And black communities have historically been waiting too long for the key.
Wealth is built and shared with generations over time. It accrues and compounds as families have access to vital contributors like education, career opportunities…and housing. Real estate appreciates and that value gets inherited.
The same is true for poverty. Debt and lack of opportunities compound as accrued loss is passed on to successive generations, creating a cycle of poverty. Climbing out of this financial sinkhole is an act so huge, it’s hard for many to attain.
So what happens when the gateways to creating wealth are systematically slammed shut? When the chance to invest in families and futures is blocked?
The race-based housing divide
One discriminatory practice called “redlining” was a tactic to keep neighborhoods racially segregated by denying financial assistance to black Americans.

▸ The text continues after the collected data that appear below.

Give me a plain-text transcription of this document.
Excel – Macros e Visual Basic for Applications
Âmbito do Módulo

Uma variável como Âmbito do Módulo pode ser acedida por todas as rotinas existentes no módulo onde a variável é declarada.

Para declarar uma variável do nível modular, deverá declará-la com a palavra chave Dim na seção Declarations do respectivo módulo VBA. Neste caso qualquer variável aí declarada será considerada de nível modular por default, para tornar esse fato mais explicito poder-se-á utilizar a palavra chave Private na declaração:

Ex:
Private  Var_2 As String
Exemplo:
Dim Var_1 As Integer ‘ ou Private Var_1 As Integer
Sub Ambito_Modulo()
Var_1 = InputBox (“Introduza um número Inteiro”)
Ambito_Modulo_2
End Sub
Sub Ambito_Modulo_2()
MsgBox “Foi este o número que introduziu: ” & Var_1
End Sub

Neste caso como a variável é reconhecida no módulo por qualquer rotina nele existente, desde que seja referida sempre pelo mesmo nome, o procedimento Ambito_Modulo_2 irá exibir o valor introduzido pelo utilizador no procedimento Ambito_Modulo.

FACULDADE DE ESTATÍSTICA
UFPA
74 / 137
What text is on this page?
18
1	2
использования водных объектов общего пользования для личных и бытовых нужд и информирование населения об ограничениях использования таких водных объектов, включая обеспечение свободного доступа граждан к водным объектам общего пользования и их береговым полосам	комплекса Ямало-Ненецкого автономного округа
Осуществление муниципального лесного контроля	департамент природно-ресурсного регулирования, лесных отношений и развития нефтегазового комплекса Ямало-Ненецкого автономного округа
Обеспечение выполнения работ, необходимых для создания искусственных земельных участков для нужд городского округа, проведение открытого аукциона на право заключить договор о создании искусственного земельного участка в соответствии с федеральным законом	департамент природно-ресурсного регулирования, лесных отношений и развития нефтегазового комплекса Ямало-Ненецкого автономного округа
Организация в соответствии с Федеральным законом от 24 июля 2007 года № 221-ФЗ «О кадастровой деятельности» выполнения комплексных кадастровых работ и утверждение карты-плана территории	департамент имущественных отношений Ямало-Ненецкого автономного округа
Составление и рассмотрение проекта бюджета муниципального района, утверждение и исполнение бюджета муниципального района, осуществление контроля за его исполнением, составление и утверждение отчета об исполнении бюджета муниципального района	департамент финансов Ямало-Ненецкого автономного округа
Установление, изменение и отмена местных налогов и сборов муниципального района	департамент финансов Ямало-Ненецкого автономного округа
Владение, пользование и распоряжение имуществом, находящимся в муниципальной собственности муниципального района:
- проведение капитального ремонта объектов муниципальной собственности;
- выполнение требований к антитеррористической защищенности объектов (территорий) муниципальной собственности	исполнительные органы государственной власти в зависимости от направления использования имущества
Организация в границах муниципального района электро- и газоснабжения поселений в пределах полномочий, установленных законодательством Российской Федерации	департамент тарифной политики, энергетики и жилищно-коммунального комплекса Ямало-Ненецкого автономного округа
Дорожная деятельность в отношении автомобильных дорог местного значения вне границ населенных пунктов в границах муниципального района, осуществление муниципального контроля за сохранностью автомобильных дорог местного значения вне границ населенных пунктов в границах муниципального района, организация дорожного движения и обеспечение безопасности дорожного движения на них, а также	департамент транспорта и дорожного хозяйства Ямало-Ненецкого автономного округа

After the Great Depression, a federal program called the New Deal was established to stimulate a shattered economy in part by offering home-buying aid to Americans…but only white Americans. This denied black Americans access to the same “American Dream” – a dream that started with housing.
The term “redlining” comes from the actual red lines made on maps to identify predominantly black neighborhoods as “hazardous” and used to actively deny lending and investment services to black Americans starting in the 1930s.
The Federal Housing Administration not only focused on assisting prospective white homeowners, its policies actively sought to insure mortgages in white neighborhoods that would remain white. This meant new construction (which increases property values, quality of life, and local economy) was supported in white neighborhoods, while builders who proposed new housing in predominantly black neighborhoods would be actively denied insurance.
The redlining effect still persists today
The shadow cast by these discriminatory practices is long. This historical act of segregation and financial withholding still has a profound, lasting impact on black neighborhoods and market values despite laws like the Fair Housing Act of 1968. In fact, look at city maps with an overlay of housing values and demographic patterns and you will see the echoes of redlining ringing throughout.
In 2020, the Census Bureau reported that:
- Only 44% of black people are homeowners, dwarfed by the three-quarters of white home-owning households.
- Black people are also more likely to take on more debt to purchase homes, strapping them down with increased liabilities.
- Black people who do own homes have the lowest median incomes of all races, and their homes are worth the least.
As PadSplit’s Founder and CEO Atticus LeBlanc points out, zoning laws rooted in racist land-use policies continue to place constraints on the number of unrelated individuals who can live together, and limit the amount of multifamily housing that can be built in certain neighborhoods.
These laws continue to keep low-income people of color out of higher-income, lower-density housing — and farther away from work, school and opportunity — preventing them from accruing generational wealth in the first place.
Providing accessible, affordable housing is the path forward
PadSplit helps address this systemic inequality that prevents generational wealth and class mobility by being intentional about two things: increasing the housing supply and decreasing barriers to access.
Our affordable shared housing model creates more stable housing for marginalized populations (70% of our members self-identify as black) that gets them closer to the urban core where more opportunities exist, while also allowing members to catch their breath financially.
Building wealth through shared housing
One innovative strategy we use is to include all living costs in a single membership payment. By tying billing cycles directly to each resident’s pay period and baking every fee into one payment, payments are much more likely to be made on a consistent basis which helps create continuity of housing.
The result is that people can meet their financial obligations (and build credit) without worrying about chasing down multiple payments as they secure their revenue streams. Through our shared housing model, 89% of our members say they save money and see an average savings of $333 per month by living in a PadSplit.
To effectively level the playing field, we need to create more opportunities like this that allow people to move forward. We need to continue to remove barriers to economic prosperity and understand that the racial wealth gap is fundamentally a housing wealth gap. Because in truth, the gateways to housing need to be kept open – and everyone should hold the key to a better future and financial freedom.